Feline (Italian Edition) by Sarah Bianca

Feline (Italian Edition) by Sarah Bianca

autore:Sarah Bianca [Bianca, Sarah]
La lingua: ita
Format: epub
editore: Fazi Editore
pubblicato: 2016-10-12T22:00:00+00:00


Capitolo X

L’addestramento

Il sangue mi colava dal taglio che avevo sulla testa, lo sentivo scivolare caldo e appiccicoso sul viso. L’uomo continuava a parlarmi e a pretendere delle risposte, mentre io avevo solo voglia di lasciarmi andare al sonno e alla disperazione.

«Come ti chiami? Rispondimi, dannazione!», aveva la voce roca da grande fumatore.

Farfugliavo, mi sentivo debole e stordita, e tutto quello che riuscivo a fare era guardare ipnotizzata la luce giallognola dei lampioni che veniva catturata e riflessa dal rubino che si trovava sul suo ciondolo a forma di virgola. Mi fece scivolare fuori dalle lamiere della macchina e mi prese in braccio, senza smettere di parlare.

L’odore di erbe amare che gli impregnava i vestiti mi dava la nausea e il dolore che provavo alla gamba non faceva che aumentare.

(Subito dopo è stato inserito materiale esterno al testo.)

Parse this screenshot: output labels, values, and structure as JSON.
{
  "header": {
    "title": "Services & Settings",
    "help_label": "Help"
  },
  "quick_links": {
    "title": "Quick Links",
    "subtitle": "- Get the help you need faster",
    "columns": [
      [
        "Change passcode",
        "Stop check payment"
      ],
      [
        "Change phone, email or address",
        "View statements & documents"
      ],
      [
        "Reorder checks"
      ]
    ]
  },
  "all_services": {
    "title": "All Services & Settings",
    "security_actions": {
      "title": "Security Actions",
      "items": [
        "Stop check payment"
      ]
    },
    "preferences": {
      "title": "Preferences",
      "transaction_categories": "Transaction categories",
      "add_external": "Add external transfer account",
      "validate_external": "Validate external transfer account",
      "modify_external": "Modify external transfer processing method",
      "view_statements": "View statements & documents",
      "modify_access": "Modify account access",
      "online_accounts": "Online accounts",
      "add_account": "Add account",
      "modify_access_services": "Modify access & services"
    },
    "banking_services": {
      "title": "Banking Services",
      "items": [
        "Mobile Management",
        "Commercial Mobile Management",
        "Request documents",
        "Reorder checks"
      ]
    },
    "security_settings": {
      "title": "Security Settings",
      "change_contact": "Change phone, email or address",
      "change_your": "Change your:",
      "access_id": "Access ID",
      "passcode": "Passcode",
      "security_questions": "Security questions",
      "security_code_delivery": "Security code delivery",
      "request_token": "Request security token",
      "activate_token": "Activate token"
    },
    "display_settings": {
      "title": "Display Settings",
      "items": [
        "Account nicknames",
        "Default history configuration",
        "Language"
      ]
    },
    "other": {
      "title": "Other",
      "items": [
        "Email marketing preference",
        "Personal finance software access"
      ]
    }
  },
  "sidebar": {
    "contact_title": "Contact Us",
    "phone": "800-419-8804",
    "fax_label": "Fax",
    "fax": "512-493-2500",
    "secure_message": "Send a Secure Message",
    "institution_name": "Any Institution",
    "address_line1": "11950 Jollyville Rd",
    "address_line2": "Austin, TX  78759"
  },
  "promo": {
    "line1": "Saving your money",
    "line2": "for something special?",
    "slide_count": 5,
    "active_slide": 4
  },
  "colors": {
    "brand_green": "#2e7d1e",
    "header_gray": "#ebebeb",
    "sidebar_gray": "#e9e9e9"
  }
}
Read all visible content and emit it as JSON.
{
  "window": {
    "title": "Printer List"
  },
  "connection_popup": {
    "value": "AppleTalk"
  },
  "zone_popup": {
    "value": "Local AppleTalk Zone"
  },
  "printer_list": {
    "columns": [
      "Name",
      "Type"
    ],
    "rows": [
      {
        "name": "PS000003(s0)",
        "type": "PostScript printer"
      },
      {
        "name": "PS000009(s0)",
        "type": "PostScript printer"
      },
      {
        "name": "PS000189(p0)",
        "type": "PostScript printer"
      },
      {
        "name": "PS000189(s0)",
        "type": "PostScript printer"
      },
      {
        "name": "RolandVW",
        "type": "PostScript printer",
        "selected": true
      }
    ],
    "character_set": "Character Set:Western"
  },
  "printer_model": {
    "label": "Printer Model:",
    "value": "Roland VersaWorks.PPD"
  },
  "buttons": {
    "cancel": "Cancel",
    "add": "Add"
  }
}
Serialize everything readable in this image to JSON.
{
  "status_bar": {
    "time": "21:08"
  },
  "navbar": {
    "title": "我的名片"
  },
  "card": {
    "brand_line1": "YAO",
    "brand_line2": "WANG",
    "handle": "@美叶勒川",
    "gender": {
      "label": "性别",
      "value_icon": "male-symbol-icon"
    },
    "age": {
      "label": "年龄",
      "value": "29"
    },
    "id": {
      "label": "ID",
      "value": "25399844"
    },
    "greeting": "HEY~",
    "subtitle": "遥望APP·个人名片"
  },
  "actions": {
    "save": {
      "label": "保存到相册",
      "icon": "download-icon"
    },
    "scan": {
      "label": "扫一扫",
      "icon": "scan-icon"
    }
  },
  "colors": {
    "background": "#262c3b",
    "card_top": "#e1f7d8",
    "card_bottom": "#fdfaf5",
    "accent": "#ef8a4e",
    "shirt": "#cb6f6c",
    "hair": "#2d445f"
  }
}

L’uomo mi posò sul ciglio della strada e si tolse la cintura; con mani esperte iniziò a strappare i jeans che indossavo nel punto in cui il metallo mi aveva dilaniata. Vidi qualcosa scintillare tra le sue dita sporche di sangue, poi il dolore aumentò talmente tanto da farmi urlare.

Buio.

Al mio risveglio paramedici vestiti di bianco, le luci bianche e rosse dell’ambulanza, l’odore del disinfettante e i sacchi neri.

I sacchi neri.

Mi svegliai con la cicatrice che avevo sul fianco che pulsava fastidiosamente e le zanne che premevano dolorosamente contro le labbra per uscire. Mi trascinai in bagno e accesi la luce.

Nello specchio, un paio di occhi alieni, dalle pupille verticali, mi fissarono di rimando. Sentii che stava arrivando e non riuscii a impedirlo: il primo schiocco fu quello delle ossa del collo, aprii la bocca per urlare, ma non ci riuscii. Mutai agonizzando nel suono umido del mio corpo che si disfaceva per ricomporsi. Fu rapido, in meno di un minuto ero sulle mie quattro zampe.

L’istinto iniziò a guidare i sensi che mi inondarono di centinaia di informazioni differenti, e sentii il pensiero che iniziava a soccombere, andando in tilt.

Mi imposi di riprendere il controllo, dovevo capire come imparare a gestire quel cervello così diverso dal mio che, ormai, volente o nolente mi apparteneva.

Alzai la testa e mi guardai intorno, il mio sguardo cadde nuovamente sullo specchio, mi paralizzai. L’enorme testa di una tigre dal pelo dorato mi osservava crudele e diffidente con occhi giallo-marrone screziati d’oro.

Sollevai il labbro superiore e scoprii le zanne aguzze e mortali, voltai la testa un paio di volte per potermi osservare meglio. Mi alzai sulle zampe posteriori e abbassai la testa per non sbatterla contro il soffitto; il pelo era lucido, folto e morbido. Sul lato sinistro, se si osservava attentamente, si poteva notare una sottile ragnatela che divideva il pelo in piccole ciocche: le cicatrici che mi rifiutavo di far scomparire.

Sbuffai rivolta allo specchio e con lentezza mi portai una zampa grande come il petto di un uomo adulto alla bocca e la leccai, nel classico gesto che avevo visto fare ai gatti per tutta una vita.

Mi venne da ridere, la tigre emise uno strano suono: ecco come ridevano le tigri.

Uscii dal bagno e mi trovai davanti alla porta della camera, che dava sul corridoio.